Monday, March 26, 2012

“Do You Have Your Belt On?”

Chicago Jesuit Acadamy
At Chicago Jesuit Academy. Ninety-six 5th through 8th graders go to school here-- all boys, mostly from rough West Side neighborhoods like Brandyn’s. Teaching character in a morning handshake. When Brandyn walks into CJA’s spare but sunny atrium every morning, he sees Dave Diehl, the Dean of Students, standing by the door, holding a clip board.  Brandyn knows the rules: First, take off your jacket. Then, look Mr. Diehl in the eye and shake his hand. “Good morning Mr. Diehl.” “Good morning Mr. Snow,” Diehl answers, checking off Brandyn’s name. “Do you have your belt on?” “Yes.” “You may head up.” These rules are an explicit part of the school’s culture. But they’re also triage – a check for any problems the kids might be having.“Do the students often forget their belts?” I ask Diehl. “I noticed you asking each of them if they have it on.” “They forget it occasionally,” he tells me. “It’s more of a check for them-- it’s an indicator. If they’ve forgotten that they're forgetting other things.” Discipline and dress codes aren’t new in education. But here, there’s an additional question: Can you teach middle school kids practical life skills and character-- along with math?
Link (here) to WBEZ to read the full story

2 comments:

Maria said...

"Beckley says he realized that when you look at grades, it doesn’t say attitude, organization and math. It just says math. So about a year and a half ago the school put in place a new grading policy, one that took attitude and organization more seriously.

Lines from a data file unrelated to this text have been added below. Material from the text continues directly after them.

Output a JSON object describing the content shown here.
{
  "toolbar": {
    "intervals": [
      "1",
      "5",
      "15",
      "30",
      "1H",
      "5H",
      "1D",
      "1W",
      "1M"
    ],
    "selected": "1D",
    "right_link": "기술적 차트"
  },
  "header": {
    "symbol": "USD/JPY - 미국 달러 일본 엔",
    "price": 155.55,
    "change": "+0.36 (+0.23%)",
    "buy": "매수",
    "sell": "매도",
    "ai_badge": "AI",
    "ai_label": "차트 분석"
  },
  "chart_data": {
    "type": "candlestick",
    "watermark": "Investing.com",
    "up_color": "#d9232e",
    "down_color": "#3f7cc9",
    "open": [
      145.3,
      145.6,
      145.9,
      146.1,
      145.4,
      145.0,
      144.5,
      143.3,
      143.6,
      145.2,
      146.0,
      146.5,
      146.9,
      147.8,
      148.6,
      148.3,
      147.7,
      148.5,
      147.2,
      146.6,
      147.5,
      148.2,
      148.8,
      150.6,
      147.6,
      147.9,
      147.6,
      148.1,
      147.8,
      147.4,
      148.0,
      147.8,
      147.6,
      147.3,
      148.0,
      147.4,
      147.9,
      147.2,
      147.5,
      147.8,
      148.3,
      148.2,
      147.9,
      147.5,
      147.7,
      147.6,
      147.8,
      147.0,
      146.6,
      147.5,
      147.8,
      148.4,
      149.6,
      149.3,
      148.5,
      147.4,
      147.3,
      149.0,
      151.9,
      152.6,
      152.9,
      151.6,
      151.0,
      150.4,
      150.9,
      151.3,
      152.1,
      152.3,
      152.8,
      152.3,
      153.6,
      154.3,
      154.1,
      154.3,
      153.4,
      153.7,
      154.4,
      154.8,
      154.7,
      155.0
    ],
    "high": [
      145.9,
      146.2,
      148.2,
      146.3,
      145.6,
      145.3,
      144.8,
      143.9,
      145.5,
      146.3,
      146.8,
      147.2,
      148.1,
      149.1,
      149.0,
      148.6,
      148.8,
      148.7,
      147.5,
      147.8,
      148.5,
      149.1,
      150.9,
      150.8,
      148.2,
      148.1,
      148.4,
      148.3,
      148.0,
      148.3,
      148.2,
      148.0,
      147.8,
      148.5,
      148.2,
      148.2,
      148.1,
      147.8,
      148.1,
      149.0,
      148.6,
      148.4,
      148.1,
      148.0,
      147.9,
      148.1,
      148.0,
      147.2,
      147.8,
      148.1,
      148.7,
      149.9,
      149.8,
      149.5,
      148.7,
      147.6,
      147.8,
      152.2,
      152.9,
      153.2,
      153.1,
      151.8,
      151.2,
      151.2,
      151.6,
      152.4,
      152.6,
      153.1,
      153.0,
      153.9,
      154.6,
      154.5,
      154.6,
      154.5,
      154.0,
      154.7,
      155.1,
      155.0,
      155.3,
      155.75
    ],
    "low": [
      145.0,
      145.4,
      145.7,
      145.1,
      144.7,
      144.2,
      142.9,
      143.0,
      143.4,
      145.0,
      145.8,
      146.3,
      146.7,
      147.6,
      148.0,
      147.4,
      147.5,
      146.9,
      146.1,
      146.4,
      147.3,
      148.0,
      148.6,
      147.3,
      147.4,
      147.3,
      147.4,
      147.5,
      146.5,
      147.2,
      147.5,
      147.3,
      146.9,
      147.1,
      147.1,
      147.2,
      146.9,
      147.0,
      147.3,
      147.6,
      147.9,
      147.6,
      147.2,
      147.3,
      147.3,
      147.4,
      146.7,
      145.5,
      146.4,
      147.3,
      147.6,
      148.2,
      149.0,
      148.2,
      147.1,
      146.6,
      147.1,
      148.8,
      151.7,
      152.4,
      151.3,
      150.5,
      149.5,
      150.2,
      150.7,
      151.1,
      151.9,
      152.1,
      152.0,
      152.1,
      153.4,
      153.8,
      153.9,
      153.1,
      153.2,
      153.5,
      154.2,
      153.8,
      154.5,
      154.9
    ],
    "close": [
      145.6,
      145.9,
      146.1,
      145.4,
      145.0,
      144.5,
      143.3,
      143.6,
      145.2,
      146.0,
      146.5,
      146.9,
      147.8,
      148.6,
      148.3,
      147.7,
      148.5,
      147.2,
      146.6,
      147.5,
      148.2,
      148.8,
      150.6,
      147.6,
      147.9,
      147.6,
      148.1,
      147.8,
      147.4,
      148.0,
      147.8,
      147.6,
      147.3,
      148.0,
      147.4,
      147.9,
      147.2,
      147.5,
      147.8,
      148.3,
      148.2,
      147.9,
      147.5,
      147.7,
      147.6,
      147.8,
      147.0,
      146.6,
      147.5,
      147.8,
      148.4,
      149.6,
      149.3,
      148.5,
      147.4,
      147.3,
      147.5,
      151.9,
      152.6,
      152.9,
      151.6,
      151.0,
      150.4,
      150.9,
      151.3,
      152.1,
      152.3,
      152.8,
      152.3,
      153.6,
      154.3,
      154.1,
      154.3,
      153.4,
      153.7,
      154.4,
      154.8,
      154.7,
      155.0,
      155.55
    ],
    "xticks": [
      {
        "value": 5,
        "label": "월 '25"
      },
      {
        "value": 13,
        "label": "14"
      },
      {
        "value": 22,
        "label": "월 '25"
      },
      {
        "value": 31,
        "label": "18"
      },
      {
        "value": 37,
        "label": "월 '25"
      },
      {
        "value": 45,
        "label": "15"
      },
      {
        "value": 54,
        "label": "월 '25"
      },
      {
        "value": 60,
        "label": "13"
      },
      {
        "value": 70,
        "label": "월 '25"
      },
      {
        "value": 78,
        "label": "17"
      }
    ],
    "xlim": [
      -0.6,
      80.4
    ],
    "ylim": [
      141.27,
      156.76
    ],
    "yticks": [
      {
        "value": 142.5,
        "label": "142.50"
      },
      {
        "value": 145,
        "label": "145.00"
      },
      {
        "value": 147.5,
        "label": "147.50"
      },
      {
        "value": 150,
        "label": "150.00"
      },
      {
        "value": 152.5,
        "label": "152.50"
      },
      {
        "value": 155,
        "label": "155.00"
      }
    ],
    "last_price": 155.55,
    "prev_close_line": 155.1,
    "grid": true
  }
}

Now at CJA, it’s not enough to master Y=X. Now, 70 percent of every grade a student gets here– on every spelling worksheet, every book report - is based on behavior and habits that CJA calls executive function."

Executive function, and its absence in a person's personality structure, is what Psychiatrists bemoan all the live long day on in-patient psychiatric units, lol. I am sure all the Freudians are pleased.

Free will, prayer to help one restrain one's sinful impulses, the Grace of God, confession when we fall down? Oh, so mediaeval. So yesterday;)

Maria said...

A little refresher...

VIRTUE. A good habit that enables a person to act according to right reason enlightened by faith. Also called an operative good habit, it makes its possessor a good person and his or her actions also good. (Etym. Latin virtus, virility, strength of character, manliness.)

Has jug proved to be statistically inefficacious? Worked for the men in my family.